I'd heard about this, but never knew how bad it was. I'll feel your pain and raise you when I'm done moving to Massachusetts, I'm sure.

Kyle Haight said...

Speaking as a California native who actually has rational political principles, I find this frustrating for another reason. If and when I decide to flee this collectivist cesspit for saner pastures, I except to face hostility from people I actually agree with because of the statism of my fellow refugees.

Gus Van Horn said...

Heh! And I'll feel YOUR pain, too, down the road when I finally return to Texas!

Jim May said...

Funny thing: right around the time I was shooting down his attempt to become the next Barbara Branden, Lee Stranahan was doing the exact same thing -- leaving California to live in a state that isn't as far gone down his ideological road... because it's cheaper.

Anybody remember Gilbert Keith-Worthing from Atlas? There's not a Leftist I've met yet who wasn't dramatized in Atlas somewhere.

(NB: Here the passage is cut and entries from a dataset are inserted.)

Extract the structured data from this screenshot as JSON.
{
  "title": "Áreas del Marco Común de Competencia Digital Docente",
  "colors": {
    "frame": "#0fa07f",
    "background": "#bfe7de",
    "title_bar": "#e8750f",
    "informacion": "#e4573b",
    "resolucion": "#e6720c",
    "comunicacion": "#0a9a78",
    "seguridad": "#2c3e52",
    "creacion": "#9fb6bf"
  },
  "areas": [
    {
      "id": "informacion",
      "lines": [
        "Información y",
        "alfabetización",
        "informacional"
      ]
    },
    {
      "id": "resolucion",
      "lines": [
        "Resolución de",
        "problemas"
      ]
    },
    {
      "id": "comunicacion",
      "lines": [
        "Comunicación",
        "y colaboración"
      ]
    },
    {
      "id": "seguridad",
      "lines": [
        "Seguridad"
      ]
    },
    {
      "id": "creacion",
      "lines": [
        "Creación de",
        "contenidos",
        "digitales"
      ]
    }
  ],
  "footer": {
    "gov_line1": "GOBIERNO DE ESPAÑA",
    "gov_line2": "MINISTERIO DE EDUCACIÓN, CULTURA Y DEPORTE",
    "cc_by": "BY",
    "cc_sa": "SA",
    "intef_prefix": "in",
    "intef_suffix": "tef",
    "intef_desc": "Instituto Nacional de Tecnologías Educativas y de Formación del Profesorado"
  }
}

Kyle: I plan to swap out the license plate on my Cali car ASAP should I get the job offer I'm hoping for from Las Vegas, for that exact reason.

Gus Van Horn said...

Ayn Rand's description is as follows:

"Gilbert Keith-Worthing was Chalmers' guest, for no reason that either of them could discover. He was a British novelist of world fame, who had been popular thirty years ago; since then, nobody bothered to read what he wrote, but everybody accepted him as a walking classic. He had been considered profound for uttering such things as: 'Freedom? Do let's stop talking about freedom. Freedom is impossible. Man can never be free of hunger, of cold, of disease, of physical accidents. He can never be free of the tyranny of nature. So why should he object to the tyranny of a political dictatorship?' When all of Europe put into practice the ideas which he had preached, he came to live in America"


Hell, except that he pretended to favor capitalism once upon a time, this could describe your Governor!